A 10' x 10' corridor, running north and south. Contrary to what we've were told in the 3.x DMG this doesn't actually limit player choice:
Player 1: Screw your railroad. I sit down on the floor.
Player 2: I stab my friend who is sitting on the floor. Does that count as prone?
Player 3: I take out my quill and design a game that doesn't suck.
Creative players could go on forever, getting nowhere, just like in any urban / social adventure. What dungeons DO make apparent are choices that yield results relevant to the adventure. Sometimes those choices are obvious (north or south) and sometimes they are hidden (the secret door concealed in the ceiling).
Dungeons don't invest time in null choices. ("The corridor runs north to south? I try walking east.") That's left to the judge to adjudicate with common sense. ("You walk into a wall.") Same too, with PC-introduced relevant choices ("I use pass wall to open a passage to the room just west of us."); the judge is expected to be able generate an in-world response on the fly.
A social adventure could be mapped the same way. Judges don't need to know all the null choices, they just need to see the choices that yield relevant results. PCs can banter all night with the attractive, sexually-ambiguous, masked noble, and that's a legit choice, but --- like sitting down and writing graffiti on the dungeon wall --- it's not a choice that's relevant to the adventure. ("Your patroness, the Seer of Inculii will be assassinated on the full-moon. If you want her continued support do something about it.")
Combined with a timeline that tracks antagonist NPC actions, and I think you might have a technique for creating a dynamic social adventure that a judge could easily grok, while allowing for meaningful players decisions.

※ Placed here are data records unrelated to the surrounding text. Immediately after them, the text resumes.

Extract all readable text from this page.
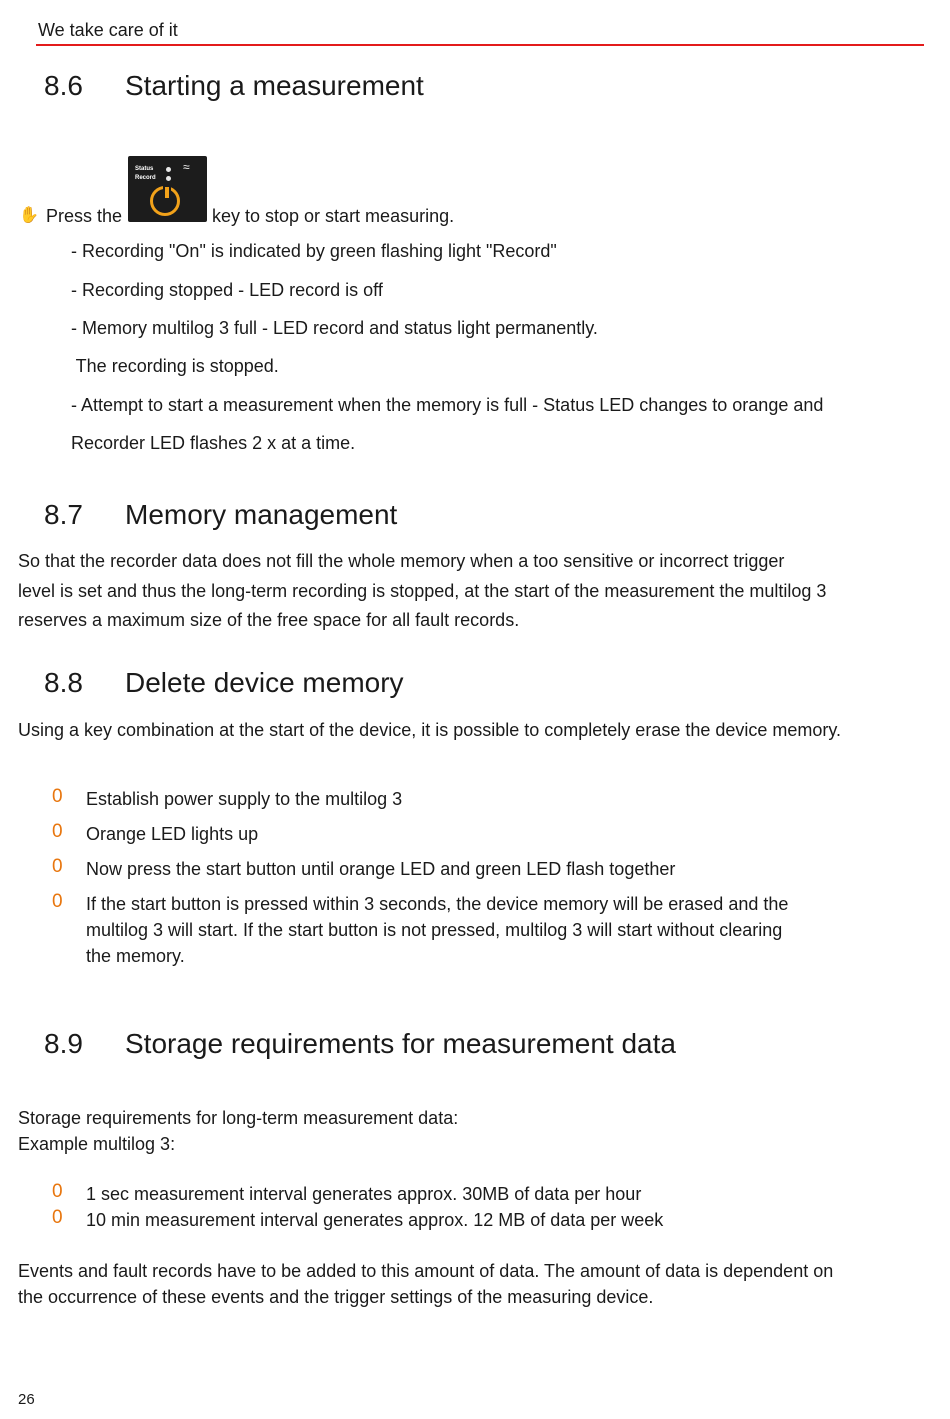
We take care of it
8.6 Starting a measurement
✋ Press the
Status
Record
≈
key to stop or start measuring.
- Recording "On" is indicated by green flashing light "Record"
- Recording stopped - LED record is off
- Memory multilog 3 full - LED record and status light permanently.
The recording is stopped.
- Attempt to start a measurement when the memory is full - Status LED changes to orange and
Recorder LED flashes 2 x at a time.
8.7 Memory management
So that the recorder data does not fill the whole memory when a too sensitive or incorrect trigger
level is set and thus the long-term recording is stopped, at the start of the measurement the multilog 3
reserves a maximum size of the free space for all fault records.
8.8 Delete device memory
Using a key combination at the start of the device, it is possible to completely erase the device memory.
0 Establish power supply to the multilog 3
0 Orange LED lights up
0 Now press the start button until orange LED and green LED flash together
0 If the start button is pressed within 3 seconds, the device memory will be erased and the
multilog 3 will start. If the start button is not pressed, multilog 3 will start without clearing
the memory.
8.9 Storage requirements for measurement data
Storage requirements for long-term measurement data:
Example multilog 3:
0 1 sec measurement interval generates approx. 30MB of data per hour
0 10 min measurement interval generates approx. 12 MB of data per week
Events and fault records have to be added to this amount of data. The amount of data is dependent on
the occurrence of these events and the trigger settings of the measuring device.
26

Per +Zak Smith
's suggestion, a player handout would show images of everyone at the party; the judge's social map would trace lines between the NPCs with relevant information. You might have different maps as the timeline progressed and additional NPCs were sucked into whatever nefarious plot was in the offing, etc.
Having typed this, it seems obvious, but maybe it can help another judge out there. I need to try running it, to see if it actually helps at the table.